Mediation of Depression Prevention by Reducing Rumination (Nocturnal rumination)
Time Frame: Baseline, upon treatment completion, and then 1 and 2 years after initial randomization.
Rumination as measured by the Pre-Sleep Arousal Scale, Cognitive factor. Scores range from 8 to 40 with higher scores indicating more rumination. Treatment-related changes in rumination will be operationalized as changes from pre- to posttreatment.
Secondary Outcomes
- Mediation of Depression Prevention by Reducing Rumination (Worry)(Baseline, upon treatment completion, and then 1 and 2 years after initial randomization.)
- Mediation of Depression Prevention by Reducing Rumination (Depressive rumination)(Baseline, upon treatment completion, and then 1 and 2 years after initial randomization.)
- Socioeconomic status as a moderator of depression prevention after stepped care insomnia treatment.(Baseline, upon treatment completion, and then 1 and 2 years after initial randomization.)
- Mediation of Depression Prevention by Reducing Rumination (Transdiagnostic)(Baseline, upon treatment completion, and then 1 and 2 years after initial randomization.)
- Reducing subclinical depressive symptoms with dCBT-I/CBT-I stepped care treatment for insomnia.(Baseline, upon treatment completion, and then 1 and 2 years after initial randomization.)

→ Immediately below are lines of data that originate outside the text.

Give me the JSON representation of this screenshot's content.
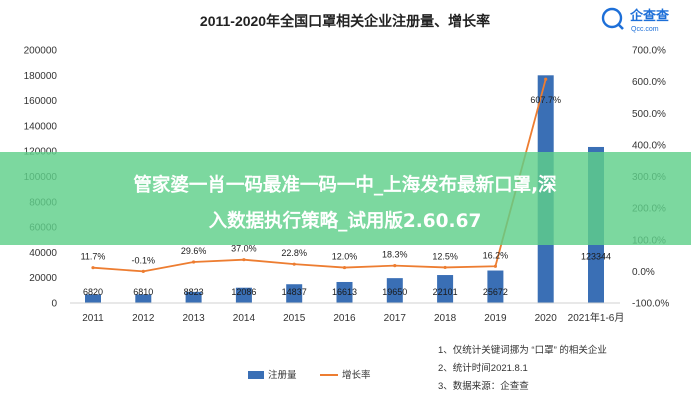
{
  "logo": {
    "name": "企查查",
    "domain": "Qcc.com",
    "color": "#1d6fd8"
  },
  "banner": {
    "line1": "管家婆一肖一码最准一码一中_上海发布最新口罩,深",
    "line2": "入数据执行策略_试用版2.60.67",
    "color": "#5fd08a"
  },
  "notes": [
    "1、仅统计关键词挪为 “口罩” 的相关企业",
    "2、统计时间2021.8.1",
    "3、数据来源：企查查"
  ],
  "chart_data": {
    "type": "bar+line",
    "title": "2011-2020年全国口罩相关企业注册量、增长率",
    "categories": [
      "2011",
      "2012",
      "2013",
      "2014",
      "2015",
      "2016",
      "2017",
      "2018",
      "2019",
      "2020",
      "2021年1-6月"
    ],
    "series": [
      {
        "name": "注册量",
        "type": "bar",
        "axis": "left",
        "color": "#3a6fb5",
        "values": [
          6820,
          6810,
          8823,
          12086,
          14837,
          16613,
          19650,
          22101,
          25672,
          180000,
          123344
        ],
        "labels": [
          "6820",
          "6810",
          "8823",
          "12086",
          "14837",
          "16613",
          "19650",
          "22101",
          "25672",
          "",
          "123344"
        ]
      },
      {
        "name": "增长率",
        "type": "line",
        "axis": "right",
        "color": "#ed7d31",
        "values": [
          11.7,
          -0.1,
          29.6,
          37.0,
          22.8,
          12.0,
          18.3,
          12.5,
          16.2,
          607.7,
          null
        ],
        "labels": [
          "11.7%",
          "-0.1%",
          "29.6%",
          "37.0%",
          "22.8%",
          "12.0%",
          "18.3%",
          "12.5%",
          "16.2%",
          "607.7%",
          ""
        ]
      }
    ],
    "y_left": {
      "min": 0,
      "max": 200000,
      "ticks": [
        "0",
        "20000",
        "40000",
        "60000",
        "80000",
        "100000",
        "120000",
        "140000",
        "160000",
        "180000",
        "200000"
      ]
    },
    "y_right": {
      "min": -100,
      "max": 700,
      "ticks": [
        "-100.0%",
        "0.0%",
        "100.0%",
        "200.0%",
        "300.0%",
        "400.0%",
        "500.0%",
        "600.0%",
        "700.0%"
      ]
    },
    "grid": false,
    "legend_position": "bottom-left"
  }
}
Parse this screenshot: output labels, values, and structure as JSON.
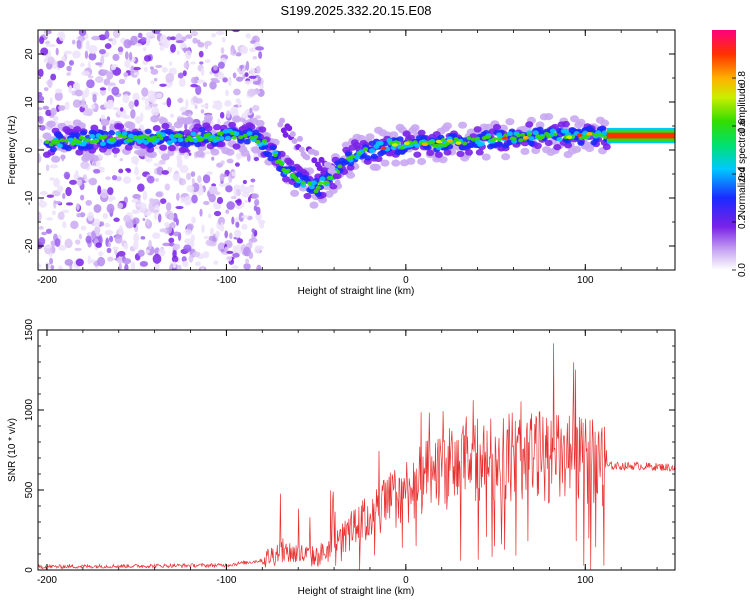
{
  "figure_title": "S199.2025.332.20.15.E08",
  "chart_data": [
    {
      "type": "heatmap",
      "name": "spectrogram",
      "xlabel": "Height of straight line (km)",
      "ylabel": "Frequency (Hz)",
      "xlim": [
        -205,
        150
      ],
      "ylim": [
        -25,
        25
      ],
      "xticks": [
        -200,
        -100,
        0,
        100
      ],
      "yticks": [
        -20,
        -10,
        0,
        10,
        20
      ],
      "colorbar": {
        "label": "Normalized spectral amplitude",
        "range": [
          0,
          1
        ],
        "ticks": [
          "0.0",
          "0.2",
          "0.4",
          "0.6",
          "0.8"
        ],
        "tick_values": [
          0,
          0.2,
          0.4,
          0.6,
          0.8
        ]
      },
      "ridge": {
        "x": [
          -200,
          -180,
          -160,
          -140,
          -120,
          -100,
          -90,
          -80,
          -70,
          -60,
          -50,
          -40,
          -30,
          -20,
          -10,
          0,
          20,
          40,
          60,
          80,
          100,
          110,
          150
        ],
        "freq": [
          1.5,
          2,
          2.5,
          2.5,
          2.5,
          3,
          3,
          2,
          -3,
          -6,
          -8,
          -5,
          -1,
          0,
          1,
          1,
          1.5,
          2,
          2.5,
          3,
          3,
          3,
          3
        ]
      }
    },
    {
      "type": "line",
      "name": "snr",
      "xlabel": "Height of straight line (km)",
      "ylabel": "SNR (10 * v/v)",
      "xlim": [
        -205,
        150
      ],
      "ylim": [
        0,
        1500
      ],
      "xticks": [
        -200,
        -100,
        0,
        100
      ],
      "yticks": [
        0,
        500,
        1000,
        1500
      ],
      "color": "#e83030",
      "envelope_x": [
        -205,
        -150,
        -100,
        -80,
        -70,
        -60,
        -50,
        -40,
        -30,
        -20,
        -10,
        0,
        10,
        20,
        30,
        40,
        50,
        60,
        70,
        80,
        90,
        100,
        110,
        112,
        130,
        150
      ],
      "envelope_y": [
        20,
        25,
        30,
        60,
        120,
        100,
        80,
        150,
        250,
        330,
        420,
        500,
        560,
        620,
        650,
        680,
        700,
        710,
        720,
        700,
        690,
        680,
        670,
        650,
        650,
        640
      ]
    }
  ]
}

- Racial minority identification as a moderator of depression prevention after stepped care insomnia treatment.(Baseline, upon treatment completion, and then 1 and 2 years after initial randomization.)
- Stepped care insomnia treatment of dCBT-I and CBT-I will significantly improve sleep parameters.(Baseline, upon treatment completion, and then 1 and 2 years after initial randomization.)